Washington Post: FBI believes Trump 'personally examined' boxes after Mar-A-Lago subpoena
HunterThe Washington Post is reporting new details on the Justice Department's investigation of whether Donald Trump intentionally obstructed federal efforts to retrieve classified and non-classified documents Trump was keeping in his Mar-a-Lago resort.
There's still no reported smoking gun, although some of the details are beginning to come very, very close:
[F]ederal investigators have gathered new and significant evidence that after the subpoena was delivered, Trump looked through the contents of some of the boxes of documents in his home, apparently out of a desire to keep certain things in his possession, the people familiar with the investigation said.
Investigators now suspect, based on witness statements, security camera footage, and other documentary evidence, that boxes including classified material were moved from a Mar-a-Lago storage area after the subpoena was served, and that Trump personally examined at least some of those boxes, these people said.
All right, so there's evidence that Donald Trump personally thumbed through the boxes of government documents after receiving a subpoena demanding their return. From past reporting it has appeared that the boxes contained a hodgepodge of materials ranging from classified documents to magazine covers, and that ostensibly there's at least some material in there that Trump could argue was "his" and not the government's. We know that Trump had the boxes moved after receiving the subpoena; we know some of the boxes contained classified materials, and that a government search would later turn up a large number of classified documents Trump and his lawyers somehow (cough) couldn't find when they supposedly looked through the boxes themselves.
A smoking gun would be confirmation that Trump went through boxes that did contain classified documents, out of the "some of" them that did, saw classified documents, and kept them hidden. The Post's reporting notably doesn't say that investigators have such information.
One possible Trump defense would be "I was only looking through the boxes of government documents to see if there was anything in there that was legitimately mine and not the government's." That defense would fall apart if Trump didn't just remove that supposedly personal material, but continued to keep the remaining documents despite the subpoena demanding their return. So are investigators sure that the boxes Trump personally went through are, in fact, among those that the FBI later found inside Mar-a-Lago after Trump's lawyers insisted all government material had been returned?
There's a few other intriguing new details in the Post's new reporting. The Post reports that investigators have been asking interviewed witnesses whether "Trump showed classified documents, including maps, to political donors."
That's significant because it would build the case that Trump was keeping the classified documents for the shallowest and most narcissistic of reasons: He just wanted to show the damn things off. But the Post doesn't get any confirmation any of the witnesses said yes in response.
And this one's just odd: The Post reports that investigators are also asking witnesses specifically whether Trump "showed a particular interest in material relating to Gen. Mark A. Milley, the chairman of the Joint Chiefs of Staff."

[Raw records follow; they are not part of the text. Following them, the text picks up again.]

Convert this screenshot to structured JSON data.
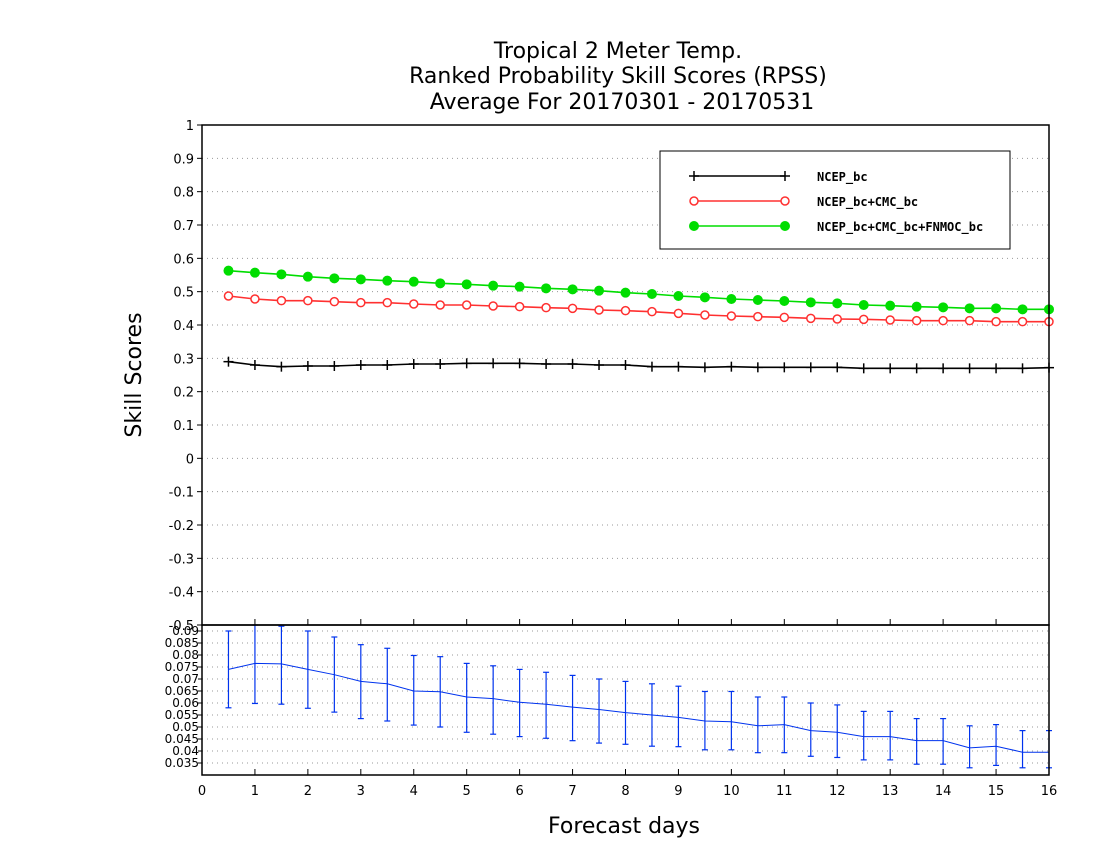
{
  "chart_data": {
    "type": "line",
    "title": [
      "Tropical 2 Meter Temp.",
      "Ranked Probability Skill Scores (RPSS)",
      "Average For 20170301 - 20170531"
    ],
    "xlabel": "Forecast days",
    "ylabel": "Skill Scores",
    "xlim": [
      0,
      16
    ],
    "ylim": [
      -0.5,
      1
    ],
    "x_ticks": [
      "0",
      "1",
      "2",
      "3",
      "4",
      "5",
      "6",
      "7",
      "8",
      "9",
      "10",
      "11",
      "12",
      "13",
      "14",
      "15",
      "16"
    ],
    "y_ticks": [
      "1",
      "0.9",
      "0.8",
      "0.7",
      "0.6",
      "0.5",
      "0.4",
      "0.3",
      "0.2",
      "0.1",
      "0",
      "-0.1",
      "-0.2",
      "-0.3",
      "-0.4",
      "-0.5"
    ],
    "legend_position": "top-right",
    "grid": true,
    "x": [
      0.5,
      1,
      1.5,
      2,
      2.5,
      3,
      3.5,
      4,
      4.5,
      5,
      5.5,
      6,
      6.5,
      7,
      7.5,
      8,
      8.5,
      9,
      9.5,
      10,
      10.5,
      11,
      11.5,
      12,
      12.5,
      13,
      13.5,
      14,
      14.5,
      15,
      15.5,
      16
    ],
    "series": [
      {
        "name": "NCEP_bc",
        "color": "#000000",
        "marker": "plus",
        "values": [
          0.29,
          0.28,
          0.275,
          0.277,
          0.277,
          0.28,
          0.28,
          0.283,
          0.283,
          0.285,
          0.285,
          0.285,
          0.283,
          0.283,
          0.28,
          0.28,
          0.275,
          0.275,
          0.273,
          0.275,
          0.273,
          0.273,
          0.273,
          0.273,
          0.27,
          0.27,
          0.27,
          0.27,
          0.27,
          0.27,
          0.27,
          0.272
        ]
      },
      {
        "name": "NCEP_bc+CMC_bc",
        "color": "#ff3030",
        "marker": "open-circle",
        "values": [
          0.487,
          0.478,
          0.473,
          0.473,
          0.47,
          0.467,
          0.467,
          0.463,
          0.46,
          0.46,
          0.457,
          0.455,
          0.452,
          0.45,
          0.445,
          0.443,
          0.44,
          0.435,
          0.43,
          0.427,
          0.425,
          0.423,
          0.42,
          0.418,
          0.417,
          0.415,
          0.413,
          0.413,
          0.413,
          0.41,
          0.41,
          0.41
        ]
      },
      {
        "name": "NCEP_bc+CMC_bc+FNMOC_bc",
        "color": "#00dd00",
        "marker": "filled-circle",
        "values": [
          0.563,
          0.557,
          0.552,
          0.545,
          0.54,
          0.537,
          0.533,
          0.53,
          0.525,
          0.522,
          0.518,
          0.515,
          0.51,
          0.507,
          0.503,
          0.497,
          0.493,
          0.487,
          0.483,
          0.478,
          0.475,
          0.472,
          0.468,
          0.465,
          0.46,
          0.458,
          0.455,
          0.453,
          0.45,
          0.45,
          0.447,
          0.447
        ]
      }
    ],
    "lower_panel": {
      "type": "errorbar",
      "color": "#0033ee",
      "ylim": [
        0.03,
        0.0925
      ],
      "y_ticks": [
        "0.09",
        "0.085",
        "0.08",
        "0.075",
        "0.07",
        "0.065",
        "0.06",
        "0.055",
        "0.05",
        "0.045",
        "0.04",
        "0.035"
      ],
      "x": [
        0.5,
        1,
        1.5,
        2,
        2.5,
        3,
        3.5,
        4,
        4.5,
        5,
        5.5,
        6,
        6.5,
        7,
        7.5,
        8,
        8.5,
        9,
        9.5,
        10,
        10.5,
        11,
        11.5,
        12,
        12.5,
        13,
        13.5,
        14,
        14.5,
        15,
        15.5,
        16
      ],
      "values": [
        0.074,
        0.0765,
        0.0763,
        0.074,
        0.0718,
        0.069,
        0.068,
        0.065,
        0.0647,
        0.0625,
        0.0618,
        0.0603,
        0.0595,
        0.0583,
        0.0573,
        0.056,
        0.055,
        0.054,
        0.0525,
        0.0522,
        0.0505,
        0.051,
        0.0485,
        0.0478,
        0.046,
        0.046,
        0.0443,
        0.0443,
        0.0413,
        0.042,
        0.0395,
        0.0395
      ],
      "lower": [
        0.058,
        0.0598,
        0.0595,
        0.0578,
        0.0562,
        0.0535,
        0.0525,
        0.0508,
        0.05,
        0.0478,
        0.047,
        0.046,
        0.0453,
        0.0443,
        0.0433,
        0.0428,
        0.042,
        0.0418,
        0.0405,
        0.0405,
        0.0393,
        0.0393,
        0.0378,
        0.0373,
        0.0363,
        0.0363,
        0.0345,
        0.0345,
        0.033,
        0.034,
        0.033,
        0.033
      ],
      "upper": [
        0.09,
        0.0925,
        0.092,
        0.09,
        0.0875,
        0.0843,
        0.0828,
        0.0798,
        0.0793,
        0.0765,
        0.0755,
        0.074,
        0.0728,
        0.0715,
        0.07,
        0.069,
        0.068,
        0.067,
        0.0648,
        0.0648,
        0.0625,
        0.0625,
        0.06,
        0.0592,
        0.0565,
        0.0565,
        0.0535,
        0.0535,
        0.0505,
        0.051,
        0.0485,
        0.0485
      ]
    }
  }
}
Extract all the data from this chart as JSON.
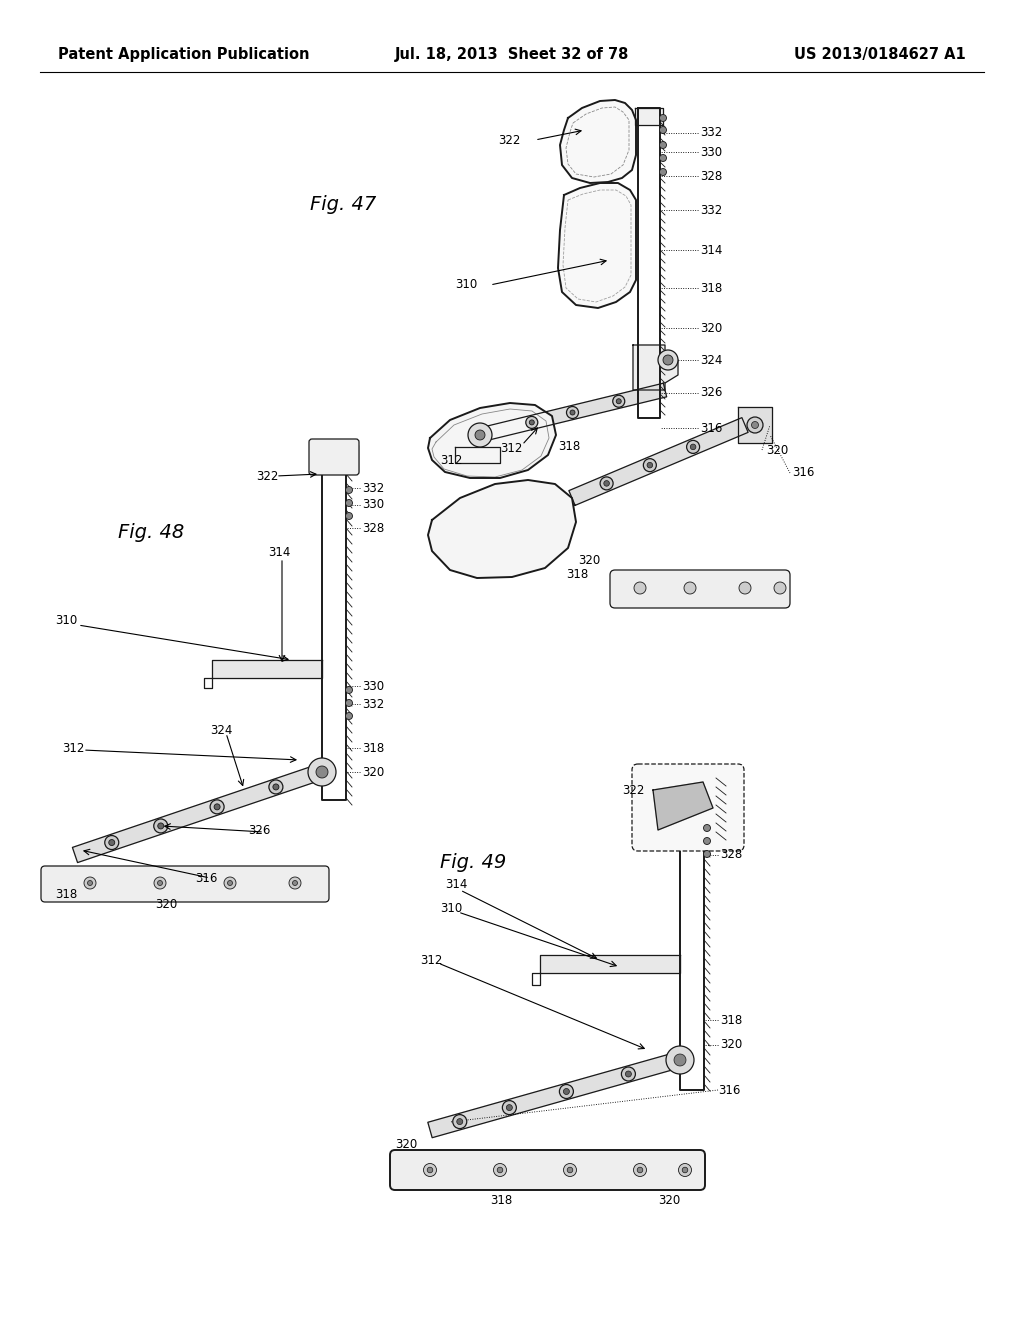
{
  "header_left": "Patent Application Publication",
  "header_mid": "Jul. 18, 2013  Sheet 32 of 78",
  "header_right": "US 2013/0184627 A1",
  "fig47_label": "Fig. 47",
  "fig48_label": "Fig. 48",
  "fig49_label": "Fig. 49",
  "background_color": "#ffffff",
  "line_color": "#1a1a1a",
  "font_size_header": 10.5,
  "font_size_ref": 8.5,
  "fig_label_fontsize": 14
}
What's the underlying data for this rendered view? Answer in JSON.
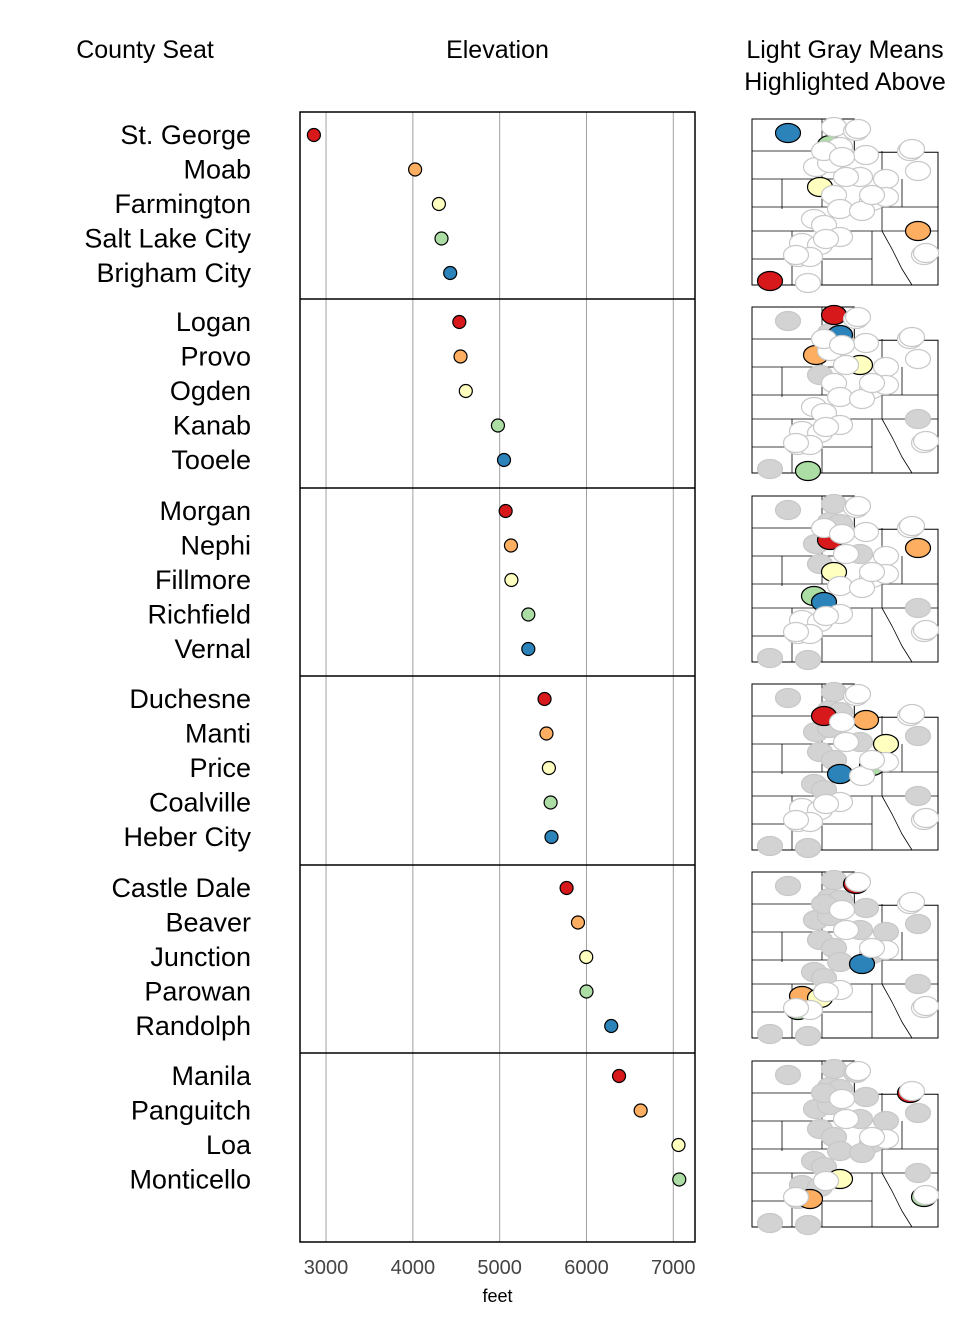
{
  "headers": {
    "county_seat": "County Seat",
    "elevation": "Elevation",
    "map_line1": "Light Gray Means",
    "map_line2": "Highlighted Above"
  },
  "colors": {
    "group_palette": [
      "#d7191c",
      "#fdae61",
      "#ffffbf",
      "#abdda4",
      "#2b83ba"
    ],
    "previous_highlight": "#d3d3d3",
    "not_yet_shown": "#ffffff",
    "grid": "#a0a0a0"
  },
  "chart_data": {
    "type": "scatter",
    "title": "Elevation",
    "xlabel": "feet",
    "xlim": [
      2700,
      7250
    ],
    "xticks": [
      3000,
      4000,
      5000,
      6000,
      7000
    ],
    "grid": true,
    "groups": [
      {
        "names": [
          "St. George",
          "Moab",
          "Farmington",
          "Salt Lake City",
          "Brigham City"
        ],
        "values": [
          2860,
          4026,
          4300,
          4330,
          4430
        ]
      },
      {
        "names": [
          "Logan",
          "Provo",
          "Ogden",
          "Kanab",
          "Tooele"
        ],
        "values": [
          4535,
          4549,
          4610,
          4980,
          5050
        ]
      },
      {
        "names": [
          "Morgan",
          "Nephi",
          "Fillmore",
          "Richfield",
          "Vernal"
        ],
        "values": [
          5069,
          5130,
          5135,
          5330,
          5330
        ]
      },
      {
        "names": [
          "Duchesne",
          "Manti",
          "Price",
          "Coalville",
          "Heber City"
        ],
        "values": [
          5517,
          5539,
          5567,
          5587,
          5597
        ]
      },
      {
        "names": [
          "Castle Dale",
          "Beaver",
          "Junction",
          "Parowan",
          "Randolph"
        ],
        "values": [
          5771,
          5902,
          5997,
          6000,
          6285
        ]
      },
      {
        "names": [
          "Manila",
          "Panguitch",
          "Loa",
          "Monticello"
        ],
        "values": [
          6375,
          6624,
          7060,
          7069
        ]
      }
    ]
  }
}
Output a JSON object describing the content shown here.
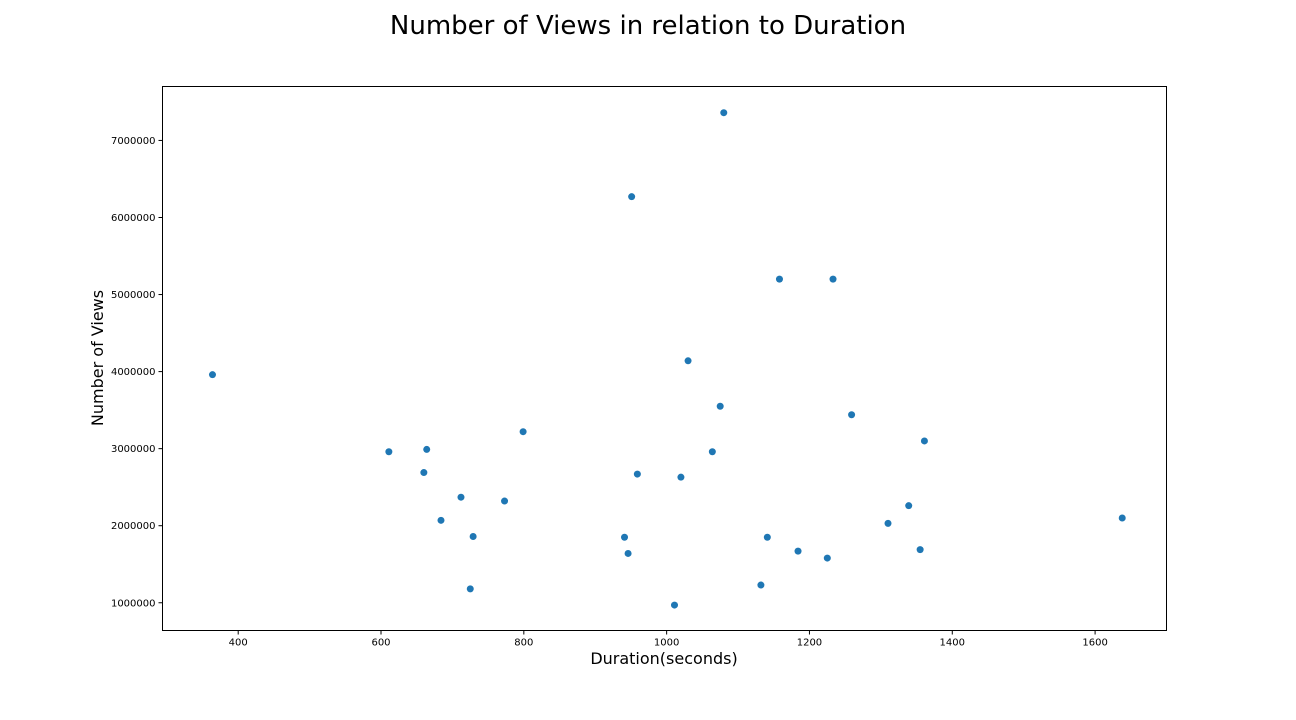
{
  "chart_data": {
    "type": "scatter",
    "title": "Number of Views in relation to Duration",
    "xlabel": "Duration(seconds)",
    "ylabel": "Number of Views",
    "xlim": [
      294,
      1700
    ],
    "ylim": [
      640000,
      7700000
    ],
    "xticks": [
      400,
      600,
      800,
      1000,
      1200,
      1400,
      1600
    ],
    "yticks": [
      1000000,
      2000000,
      3000000,
      4000000,
      5000000,
      6000000,
      7000000
    ],
    "xtick_labels": [
      "400",
      "600",
      "800",
      "1000",
      "1200",
      "1400",
      "1600"
    ],
    "ytick_labels": [
      "1000000",
      "2000000",
      "3000000",
      "4000000",
      "5000000",
      "6000000",
      "7000000"
    ],
    "grid": false,
    "legend": "none",
    "marker_color": "#1f77b4",
    "points": [
      {
        "x": 364,
        "y": 3960000
      },
      {
        "x": 611,
        "y": 2960000
      },
      {
        "x": 660,
        "y": 2690000
      },
      {
        "x": 664,
        "y": 2990000
      },
      {
        "x": 684,
        "y": 2070000
      },
      {
        "x": 712,
        "y": 2370000
      },
      {
        "x": 725,
        "y": 1180000
      },
      {
        "x": 729,
        "y": 1860000
      },
      {
        "x": 773,
        "y": 2320000
      },
      {
        "x": 799,
        "y": 3220000
      },
      {
        "x": 941,
        "y": 1850000
      },
      {
        "x": 946,
        "y": 1640000
      },
      {
        "x": 951,
        "y": 6270000
      },
      {
        "x": 959,
        "y": 2670000
      },
      {
        "x": 1011,
        "y": 970000
      },
      {
        "x": 1020,
        "y": 2630000
      },
      {
        "x": 1030,
        "y": 4140000
      },
      {
        "x": 1064,
        "y": 2960000
      },
      {
        "x": 1075,
        "y": 3550000
      },
      {
        "x": 1080,
        "y": 7360000
      },
      {
        "x": 1132,
        "y": 1230000
      },
      {
        "x": 1141,
        "y": 1850000
      },
      {
        "x": 1158,
        "y": 5200000
      },
      {
        "x": 1184,
        "y": 1670000
      },
      {
        "x": 1225,
        "y": 1580000
      },
      {
        "x": 1233,
        "y": 5200000
      },
      {
        "x": 1259,
        "y": 3440000
      },
      {
        "x": 1310,
        "y": 2030000
      },
      {
        "x": 1339,
        "y": 2260000
      },
      {
        "x": 1355,
        "y": 1690000
      },
      {
        "x": 1361,
        "y": 3100000
      },
      {
        "x": 1638,
        "y": 2100000
      }
    ]
  }
}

Wait, what? Trump and Milley certainly had a falling out, as Milley joined the ranks of ex-Trump administration officials who exposed Trump as a frothing buffoon once they were out of his employ, but investigators have some reason to believe Donald Trump was specifically collecting government documents pertaining to Milley? The heck?
The Post's new reporting raises a lot of questions, but doesn't provide many answers. It's clear that investigators are predominantly interested in determining not whether Trump kept the government-owned materials—it is obvious that he did—but in what steps Trump took to hide the documents from the government, and possibly from his own lawyers, in violation of the subpoena demanding their return. That's the part that would be a big-boy crime, prosecutable to a much greater extent than mere sloppy document handling would normally bring.
It's pretty damn obvious that that's precisely what Trump did, but we're still not getting any hints from investigators that they think they can prove it. And proving it is the only part that matters.